SNC-Lavalin avait signalé, en août dernier, qu’elle étudiait ses options à l’égard de son secteur des ressources lorsqu’elle avait annoncé une restructuration visant à réduire les activités de ce segment, notamment en quittant 21 des 30 pays où elle était présente. M. Edwards a expliqué que la firme avait l’intention de demeurer présente dans ce secteur, mais que des acquéreurs ont cogné à sa porte.

« Nous avons évalué les options de conserver les activités ou de s’en départir, a-t-il dit. Nous pensons que […] nos efforts seront mieux déployés à faire de SNC-Lavalin une entreprise prospère dans l’ingénierie. »

La présence de l’entreprise dans le segment des ressources se limitera désormais au secteur minier, où une charge de 95 millions en lien avec un dernier projet de construction à réaliser sera inscrite dans les résultats du quatrième trimestre — qui doivent être dévoilés au cours des prochaines semaines.
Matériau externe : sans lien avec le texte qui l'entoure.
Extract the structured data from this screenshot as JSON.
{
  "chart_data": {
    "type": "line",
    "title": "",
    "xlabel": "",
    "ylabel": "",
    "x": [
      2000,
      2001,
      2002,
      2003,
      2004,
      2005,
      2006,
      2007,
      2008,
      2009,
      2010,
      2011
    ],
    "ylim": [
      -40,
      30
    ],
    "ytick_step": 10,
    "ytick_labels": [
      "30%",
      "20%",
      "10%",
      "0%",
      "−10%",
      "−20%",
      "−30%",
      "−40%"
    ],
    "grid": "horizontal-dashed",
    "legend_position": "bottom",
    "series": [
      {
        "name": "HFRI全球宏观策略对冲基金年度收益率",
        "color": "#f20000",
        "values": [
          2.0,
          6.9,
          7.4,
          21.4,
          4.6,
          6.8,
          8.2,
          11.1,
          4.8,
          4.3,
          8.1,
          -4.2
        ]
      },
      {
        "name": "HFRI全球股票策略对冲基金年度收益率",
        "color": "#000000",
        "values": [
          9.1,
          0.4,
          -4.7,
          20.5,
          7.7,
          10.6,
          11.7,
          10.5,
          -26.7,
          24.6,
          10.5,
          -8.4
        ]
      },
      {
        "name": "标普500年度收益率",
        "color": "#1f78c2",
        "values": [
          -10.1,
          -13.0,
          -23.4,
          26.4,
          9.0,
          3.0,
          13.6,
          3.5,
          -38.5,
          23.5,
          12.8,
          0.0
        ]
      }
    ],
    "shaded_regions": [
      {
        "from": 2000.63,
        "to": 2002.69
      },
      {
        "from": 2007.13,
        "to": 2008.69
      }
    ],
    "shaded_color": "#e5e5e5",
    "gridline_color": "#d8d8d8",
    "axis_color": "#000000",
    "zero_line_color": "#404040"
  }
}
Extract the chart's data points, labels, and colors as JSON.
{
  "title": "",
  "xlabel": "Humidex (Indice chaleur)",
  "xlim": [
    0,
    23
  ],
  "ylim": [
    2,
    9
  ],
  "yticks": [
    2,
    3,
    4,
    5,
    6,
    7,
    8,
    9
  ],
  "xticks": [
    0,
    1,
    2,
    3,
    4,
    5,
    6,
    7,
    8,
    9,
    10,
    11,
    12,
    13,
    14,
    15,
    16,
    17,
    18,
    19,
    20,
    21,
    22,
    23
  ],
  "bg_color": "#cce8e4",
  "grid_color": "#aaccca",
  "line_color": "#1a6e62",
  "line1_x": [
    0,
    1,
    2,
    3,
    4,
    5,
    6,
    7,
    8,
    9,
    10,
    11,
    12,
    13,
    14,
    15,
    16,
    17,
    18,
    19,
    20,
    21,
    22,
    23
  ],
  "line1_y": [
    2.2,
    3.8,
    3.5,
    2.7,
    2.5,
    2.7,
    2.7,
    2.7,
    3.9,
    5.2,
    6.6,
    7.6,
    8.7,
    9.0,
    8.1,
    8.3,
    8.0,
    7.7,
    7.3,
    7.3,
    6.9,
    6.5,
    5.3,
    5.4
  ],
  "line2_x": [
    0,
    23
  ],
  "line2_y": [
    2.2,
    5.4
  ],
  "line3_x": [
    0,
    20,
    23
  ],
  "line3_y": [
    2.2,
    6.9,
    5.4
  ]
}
Entre-temps, les perturbations provoquées par la pandémie de COVID-19 continuent de faire dérailler les plans de SNC-Lavalin, qui pilote trois projets d’infrastructure de train léger au Canada, dont le Réseau express métropolitain (REM). Des pertes de productivité se traduiront par un impact négatif de 90 millions au dernier trimestre de l’exercice.

Les restrictions au Québec et en Ontario limitent le nombre de travailleurs qui peuvent se trouver simultanément sur les chantiers, a expliqué M. Edwards.

« Cette (situation) se prolongera certainement jusqu’au printemps, a-t-il souligné. Mais vraiment au-delà de l’été, nous supposons que les choses devraient revenir largement à la normale. »

Parallèlement aux nombreuses annonces effectuées, SNC-Lavalin a réitéré qu’au quatrième trimestre les revenus générés par ses activités d’ingénierie devraient, comme il avait déjà été évoqué, fléchir d’entre 1 % et 5 % par rapport à il y a un an.